Если же кто-нибудь захочет бросить мне в лицо презрительное слово "сексот", я отвечу: не стала бы я писать всего этого, будь я хотя бы перед одним человеком виновата в его аресте. Совесть моя чиста.
О другом я думаю. Почему я была такая в свои молодые годы? И ответ нахожу в силе, во всесилии слова. Разве же я не знала про 37-й год? Это я-то, увидевшая своего отца, изувеченного побоями через три месяца после ареста? Я ли не знала, что всех, поголовно всех кавэжэдевцев арестовали в 36-м и 37-м, а потом провели "второй набор" в 47-м? Разве я не видела колючую проволоку в районе строительства Куйбышевской ГЭС? Почему же я и тысячи таких, как я, восторженно внимали слову? Значит, оно было сильнее истины? (Таких, как ребята из "Черных камней" Жигулина, было не так уж и много.)
Выходит, слово может ослепить, затмить разум, убить. Я повторяю это как банальный трюизм, и я не скажу ничего нового, утверждая, что слово может и вдохновить на подвиг, творчество, милосердие.

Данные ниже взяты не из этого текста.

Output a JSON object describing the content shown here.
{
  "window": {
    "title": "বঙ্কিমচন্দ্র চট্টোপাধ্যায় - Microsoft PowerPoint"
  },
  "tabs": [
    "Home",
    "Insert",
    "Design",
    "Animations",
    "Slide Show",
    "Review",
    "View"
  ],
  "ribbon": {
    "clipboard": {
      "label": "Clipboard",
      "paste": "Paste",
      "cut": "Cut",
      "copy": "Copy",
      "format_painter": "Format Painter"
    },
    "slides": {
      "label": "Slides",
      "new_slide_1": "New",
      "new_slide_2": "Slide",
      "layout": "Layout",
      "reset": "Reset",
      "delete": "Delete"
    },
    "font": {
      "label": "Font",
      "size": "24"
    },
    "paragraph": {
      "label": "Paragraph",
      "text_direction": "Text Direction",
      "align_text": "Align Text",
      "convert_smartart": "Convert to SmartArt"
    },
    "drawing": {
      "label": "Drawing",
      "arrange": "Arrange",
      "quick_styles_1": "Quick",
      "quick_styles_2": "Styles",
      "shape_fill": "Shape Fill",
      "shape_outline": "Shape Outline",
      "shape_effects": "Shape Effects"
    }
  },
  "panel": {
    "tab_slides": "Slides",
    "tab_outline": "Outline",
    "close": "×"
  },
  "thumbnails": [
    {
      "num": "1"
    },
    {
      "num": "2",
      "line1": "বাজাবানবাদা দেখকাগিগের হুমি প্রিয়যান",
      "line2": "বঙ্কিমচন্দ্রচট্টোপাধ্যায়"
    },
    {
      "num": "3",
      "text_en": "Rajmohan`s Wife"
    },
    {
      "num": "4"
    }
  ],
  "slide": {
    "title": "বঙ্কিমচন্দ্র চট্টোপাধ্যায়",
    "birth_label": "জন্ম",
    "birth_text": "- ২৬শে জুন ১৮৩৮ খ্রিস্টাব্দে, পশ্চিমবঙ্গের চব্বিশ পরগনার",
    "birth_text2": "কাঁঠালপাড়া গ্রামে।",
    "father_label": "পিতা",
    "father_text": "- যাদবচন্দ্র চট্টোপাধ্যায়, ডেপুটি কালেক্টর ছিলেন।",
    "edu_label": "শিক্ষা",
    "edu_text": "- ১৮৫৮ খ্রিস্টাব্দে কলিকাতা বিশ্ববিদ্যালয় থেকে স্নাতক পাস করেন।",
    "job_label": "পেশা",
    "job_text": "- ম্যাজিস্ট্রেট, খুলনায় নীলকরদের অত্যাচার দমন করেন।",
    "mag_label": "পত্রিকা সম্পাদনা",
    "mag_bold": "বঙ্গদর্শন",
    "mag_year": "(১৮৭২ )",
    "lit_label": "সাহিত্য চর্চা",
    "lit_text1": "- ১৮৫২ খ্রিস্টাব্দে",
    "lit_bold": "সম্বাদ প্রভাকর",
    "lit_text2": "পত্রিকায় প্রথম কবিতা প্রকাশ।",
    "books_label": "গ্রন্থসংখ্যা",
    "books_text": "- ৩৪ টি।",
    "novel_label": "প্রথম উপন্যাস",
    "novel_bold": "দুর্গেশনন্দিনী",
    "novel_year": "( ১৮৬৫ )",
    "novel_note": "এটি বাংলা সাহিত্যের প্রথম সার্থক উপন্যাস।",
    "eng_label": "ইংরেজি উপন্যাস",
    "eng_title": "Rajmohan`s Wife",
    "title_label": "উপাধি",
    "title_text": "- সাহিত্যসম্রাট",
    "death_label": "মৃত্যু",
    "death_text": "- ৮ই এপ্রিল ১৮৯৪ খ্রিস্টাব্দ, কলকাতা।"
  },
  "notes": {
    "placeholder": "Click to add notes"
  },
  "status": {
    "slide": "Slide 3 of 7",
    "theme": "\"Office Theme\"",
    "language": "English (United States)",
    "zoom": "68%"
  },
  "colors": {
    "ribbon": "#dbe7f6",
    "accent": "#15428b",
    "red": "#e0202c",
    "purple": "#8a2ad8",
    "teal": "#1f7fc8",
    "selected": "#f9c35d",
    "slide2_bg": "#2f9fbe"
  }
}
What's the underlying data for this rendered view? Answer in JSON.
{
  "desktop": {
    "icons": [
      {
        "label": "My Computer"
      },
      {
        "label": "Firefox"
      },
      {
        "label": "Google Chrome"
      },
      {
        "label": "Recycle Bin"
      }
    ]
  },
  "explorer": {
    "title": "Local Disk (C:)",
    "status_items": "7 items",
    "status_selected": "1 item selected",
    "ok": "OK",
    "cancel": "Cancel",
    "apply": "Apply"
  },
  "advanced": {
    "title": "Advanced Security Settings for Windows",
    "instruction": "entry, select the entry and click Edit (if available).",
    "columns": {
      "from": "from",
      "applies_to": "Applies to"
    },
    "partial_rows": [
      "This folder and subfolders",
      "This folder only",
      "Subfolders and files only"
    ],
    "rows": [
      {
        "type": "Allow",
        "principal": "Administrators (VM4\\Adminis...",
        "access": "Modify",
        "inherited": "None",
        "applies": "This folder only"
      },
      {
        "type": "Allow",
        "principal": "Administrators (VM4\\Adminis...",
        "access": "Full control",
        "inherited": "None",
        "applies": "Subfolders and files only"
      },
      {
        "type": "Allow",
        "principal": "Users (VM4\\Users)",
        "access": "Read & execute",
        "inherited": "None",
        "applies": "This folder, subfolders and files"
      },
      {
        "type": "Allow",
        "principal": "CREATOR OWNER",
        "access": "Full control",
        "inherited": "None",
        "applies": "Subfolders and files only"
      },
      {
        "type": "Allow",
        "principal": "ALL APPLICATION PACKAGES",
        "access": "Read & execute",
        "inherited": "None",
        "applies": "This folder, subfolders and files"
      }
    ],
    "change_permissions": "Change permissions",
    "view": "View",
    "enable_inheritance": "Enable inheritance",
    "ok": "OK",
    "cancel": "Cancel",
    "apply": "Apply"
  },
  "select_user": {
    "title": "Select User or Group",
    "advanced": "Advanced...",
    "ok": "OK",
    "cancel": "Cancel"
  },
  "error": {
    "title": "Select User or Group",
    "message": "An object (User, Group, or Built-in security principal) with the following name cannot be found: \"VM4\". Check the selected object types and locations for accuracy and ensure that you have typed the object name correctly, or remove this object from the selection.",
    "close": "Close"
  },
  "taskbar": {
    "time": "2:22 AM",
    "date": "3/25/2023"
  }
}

И вот я думаю: если оставить слову только две категории - доброту и мудрость и сделать его сегодня таким же всесильным, каким оно было в годы сталинского террора, но только теперь со знаком плюс, то через двадцать лет не будет в России людей, которым станет стыдно смотреть друг другу в глаза.
А сейчас говорится так много слов! В разные стороны тянут наше несчастное общество политические лебеди, раки, щуки, а возле МГУ стоит юноша, на спине которого написано: "Не верю никому".
Мне хочется сказать этому мальчику: "Милый, я тоже верила себе, я была уверена в своей правоте, и что получилось..."*
Неверие - не выход. Выход в ясном разумении, что есть добро и что есть зло. Если тебе скажут: "Бей женщину" - ты же поймешь, что это зло? Если тебе будут говорить, что ты самый умный, потому что ты - русский (грузин, армянин, еврей и т. д.), ты же поймешь, что это зло?
Ты должен найти свою веру. И защищать ее словом, которое будет мудрым и добрым. Вот для тебя-то, кому жить в третьем тысячелетии, я написала это письмо".
----------------------
*Примечание:
Л. Бородина имеет в виду Андрея из Львова, чье письмо я опубликовал в "Литгазете":
"Я агент КГБ с 1984 года и горжусь этим. Нет, я не отъявленный сталинист" не фанатик-коммунист из сторонников Нины Андреевой или Лигачева. Я реально смотрю на вещи и знаю, что коммунизм это утопия, а у КПСС нет никакого будущего.
У меня очень мягкий характер, я слабовольный, и многие этим пользуются. И то, что являюсь агентом КГБ, придает мне силы жить. Мне уже за 30, карьеру я не сделал, и мое сотрудничество с КГБ поднимает мой авторитет в моих же собственных глазах. Пошел я на сотрудничество с КГБ совершенно добровольно, и ваши статейки не убеждают в ошибочности моего выбора.
Деньги я от них брал и брать буду. Мои друзья догадываются, что я связан с КГБ, и мне даже приятно, что они меня побаиваются. Современная жизнь - сложная штука. Надо постоянно держать ухо востро, а сотрудничество с КГБ научило меня осторожности, конспирации. Я люблю свою страну и, сотрудничая с КГБ, я защищаю ее. Призывы ликвидировать КГБ я считаю аморальными. Сейчас не модно цитировать Ленина, но я приведу его слова: "Любая власть только тогда что-то значит, когда она умеет себя защищать". КГБ стоит на страже безопасности страны. Может быть, не всегда его методы законны и моральны, но я не думаю, что методы других разведок и контрразведок - ангельские. При любой власти секретные сотрудники нужны. Нет ни одной страны в мире, где бы службы безопасности не пользовались услугами секретных агентов.
По понятным причинам пишу, изменив почерк, и подписываюсь не своим именем".
Владимир НОВОСЕЛОВ, кинорежиссер Свердловск. Конец сороковых.
"С войны в родной Свердловск я вернулся в сорок седьмом молодым человеком, заметным, статным, но ужасно робким (я и сам это знал) и застенчивым, как красна девица. Вернулся, отработав два года в советских загранучреждениях в Австрии. И потому, когда появился на танцах в Горном институте, одетый в смокинг с атласными отворотами, благоухая заморскими духами, то... сами понимаете. Внимание к моей экзотической персоне привлекали, наверное, не только пылкие взоры худосочных от военной голодухи девушек. Вскоре прозвенел первый звонок.